Designed by architect A. Burnside Sturges, the brick-faced Georgian Colonial was built for Warner in the early 1920s. Two years later he sold the property to finance the 1927 musical film “The Jazz Singer,” one of the first feature-length pictures to incorporate synchronized sound.
Set beyond paver steps and slender pillars, the roughly 5,600-square-foot house opens in dramatic fashion to a formal entry and staircase embellished in thin gold balusters. Curved glass doors flank the entry, opening to formal rooms on either side.

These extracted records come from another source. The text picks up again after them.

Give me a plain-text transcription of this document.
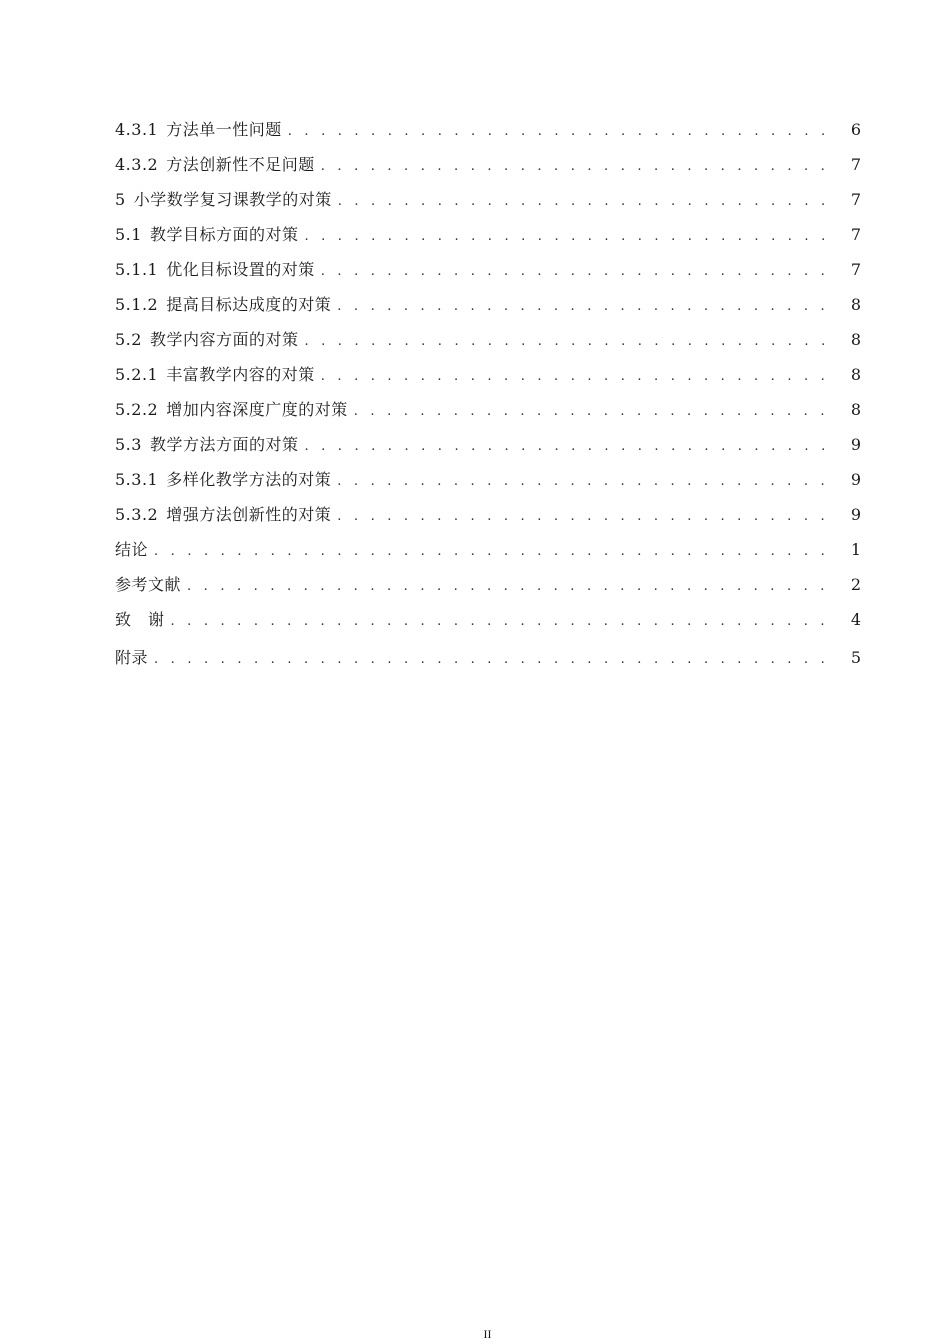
4.3.1 方法单一性问题 . . .	6
4.3.2 方法创新性不足问题 . . .	7
5 小学数学复习课教学的对策 . . .	7
5.1 教学目标方面的对策 . . .	7
5.1.1 优化目标设置的对策 . . .	7
5.1.2 提高目标达成度的对策 . . .	8
5.2 教学内容方面的对策 . . .	8
5.2.1 丰富教学内容的对策 . . .	8
5.2.2 增加内容深度广度的对策 . . .	8
5.3 教学方法方面的对策 . . .	9
5.3.1 多样化教学方法的对策 . . .	9
5.3.2 增强方法创新性的对策 . . .	9
结论 . . .	1
参考文献 . . .	2
致　谢 . . .	4
附录 . . .	5
II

A family room with herringbone wood floors, a wood-paneled lounge/screening room, an updated kitchen, seven bedrooms and 5.5 bathrooms are among the other living spaces. A small sitting area sits at the top of the staircase beneath a stained glass skylight.
A tennis court, swimming pool, pool house, lawns and hedges fill the more than half-acre grounds.
The house came to market in May for $5.575 million, records show. The exact sale price was $5,207,500.
Brenda Chandler Cooke of Hilton & Hyland, an affiliate of Christie’s International Real Estate, was the listing agent. Jackie Smith of the Agency represented the buyer.